Audio Transfer Review: The main audio transfer on this disc is a mono track. This is a perfectly good track, no distortion or hissing; dialogue is clear throughout, as are sound effects and ambient noise. Criterion has provided a second track on the disc, a Dolby Digital 3.0 track that is designed to recreate "Perspect-A-Sound," a stereo simulation technique. Perspect-A-Sound has three different bass frequencies, which directs different sounds to different speakers, creating simulated stereo. This technique was obviously not as advanced or precise as Dolby Digital or DTS mixing. As a result, this track sounds muddled. Each speaker isn't broadcasting a separate track; it seems as if there is a center track and then one other track split equally between the two front speakers. In one scene, a woman is crying on the left side of the screen. In a Dolby Digital or DTS surround mix, her crying would be securely stationed at the left front speaker. In this, her crying can be heard on both front speakers. The rear surrounds are not used in either track.

Audio Transfer Grade: B


Disc Extras

Static menu
Scene Access with 32 cues and remote access
Subtitles/Captions in English with remote access
1 Original Trailer(s)
Packaging: Amaray
Picture Disc
1 Disc
1-Sided disc(s)
Layers: RSDL

Extra Extras:
  1. Video interview with George Lucas
  2. Color bars
Extras Review: This disc has an exclusive interview with George Lucas about how this film, and Kurosawa in general, has influenced him. He also discusses what the direct influences of The Hidden Fortress was on Star Wars and what similarities between the films were coincidental. This is a great interview. Many people look at Lucas as a commercial filmmaker, so they forget that he has firm roots in foreign films, and Kurosawa in particular. Criterion has also provided film clips and photos when Lucas refers to a certain movie or scene in a movie, for the benefit of those who haven't seen the films he references.
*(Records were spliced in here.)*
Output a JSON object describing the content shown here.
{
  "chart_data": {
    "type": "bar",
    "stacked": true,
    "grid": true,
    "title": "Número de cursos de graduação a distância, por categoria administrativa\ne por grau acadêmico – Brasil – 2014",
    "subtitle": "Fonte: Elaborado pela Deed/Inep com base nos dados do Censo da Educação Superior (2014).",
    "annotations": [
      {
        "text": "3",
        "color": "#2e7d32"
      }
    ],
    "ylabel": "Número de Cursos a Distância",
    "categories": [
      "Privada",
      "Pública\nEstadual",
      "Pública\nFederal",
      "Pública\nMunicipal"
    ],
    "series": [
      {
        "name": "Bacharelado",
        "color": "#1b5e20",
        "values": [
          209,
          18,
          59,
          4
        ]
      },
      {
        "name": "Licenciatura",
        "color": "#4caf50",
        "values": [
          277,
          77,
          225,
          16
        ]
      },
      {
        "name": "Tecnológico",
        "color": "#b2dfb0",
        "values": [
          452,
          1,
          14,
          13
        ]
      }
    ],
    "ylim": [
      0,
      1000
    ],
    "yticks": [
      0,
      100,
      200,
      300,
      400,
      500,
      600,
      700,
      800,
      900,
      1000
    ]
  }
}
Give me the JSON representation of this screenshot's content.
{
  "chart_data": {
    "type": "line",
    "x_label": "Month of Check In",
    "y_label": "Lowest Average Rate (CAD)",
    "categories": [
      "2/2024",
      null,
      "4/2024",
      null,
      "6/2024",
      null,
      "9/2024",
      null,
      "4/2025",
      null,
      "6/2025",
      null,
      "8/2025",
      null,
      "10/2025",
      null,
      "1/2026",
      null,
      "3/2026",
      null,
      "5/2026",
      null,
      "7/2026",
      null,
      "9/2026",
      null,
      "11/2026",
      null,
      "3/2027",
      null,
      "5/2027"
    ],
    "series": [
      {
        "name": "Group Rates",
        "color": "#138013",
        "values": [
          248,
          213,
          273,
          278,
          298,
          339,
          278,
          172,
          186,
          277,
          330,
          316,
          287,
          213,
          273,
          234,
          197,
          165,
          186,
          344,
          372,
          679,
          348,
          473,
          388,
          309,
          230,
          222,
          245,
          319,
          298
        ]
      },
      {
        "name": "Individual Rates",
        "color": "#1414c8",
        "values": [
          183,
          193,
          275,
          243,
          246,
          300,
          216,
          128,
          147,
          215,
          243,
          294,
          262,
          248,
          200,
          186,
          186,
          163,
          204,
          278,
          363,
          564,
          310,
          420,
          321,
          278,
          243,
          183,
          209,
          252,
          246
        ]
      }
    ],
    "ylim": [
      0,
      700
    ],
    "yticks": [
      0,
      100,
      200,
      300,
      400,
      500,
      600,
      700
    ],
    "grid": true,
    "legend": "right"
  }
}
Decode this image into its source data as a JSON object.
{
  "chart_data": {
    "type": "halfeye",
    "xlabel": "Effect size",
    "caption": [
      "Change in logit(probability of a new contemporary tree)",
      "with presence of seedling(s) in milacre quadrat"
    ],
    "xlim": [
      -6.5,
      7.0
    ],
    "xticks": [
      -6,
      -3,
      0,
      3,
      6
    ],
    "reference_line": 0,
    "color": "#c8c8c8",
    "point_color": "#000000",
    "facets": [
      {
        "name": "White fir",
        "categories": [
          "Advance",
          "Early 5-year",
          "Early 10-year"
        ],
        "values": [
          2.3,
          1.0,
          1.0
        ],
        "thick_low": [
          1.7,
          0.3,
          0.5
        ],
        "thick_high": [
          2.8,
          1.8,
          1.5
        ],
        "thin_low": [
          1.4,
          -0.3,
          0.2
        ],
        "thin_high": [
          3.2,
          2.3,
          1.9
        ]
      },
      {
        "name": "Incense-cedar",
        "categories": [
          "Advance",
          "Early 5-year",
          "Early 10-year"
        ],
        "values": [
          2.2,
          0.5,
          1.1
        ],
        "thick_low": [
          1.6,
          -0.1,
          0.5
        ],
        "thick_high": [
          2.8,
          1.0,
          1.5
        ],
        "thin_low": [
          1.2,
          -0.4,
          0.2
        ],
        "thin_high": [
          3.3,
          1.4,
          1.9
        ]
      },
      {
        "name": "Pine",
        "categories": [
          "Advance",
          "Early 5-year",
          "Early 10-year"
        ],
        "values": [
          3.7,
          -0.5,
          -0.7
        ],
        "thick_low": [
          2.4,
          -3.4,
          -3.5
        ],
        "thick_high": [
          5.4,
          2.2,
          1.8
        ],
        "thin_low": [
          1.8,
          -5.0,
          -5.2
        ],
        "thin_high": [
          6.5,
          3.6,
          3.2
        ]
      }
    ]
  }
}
The disc contains an unremastered theatrical trailer, letterboxed at 2.35:1, which really shows how great the print on the disc is. The trailer also has a few shots of Kurosawa directing a scene, interestingly enough. Criterion of course provides the standard color bars.

Extras Grade: B


Final Comments

The Hidden Fortress is a grand film that only Akira Kurosawa could have made. Epic yet compelling on a personal level, this film is beyond must see.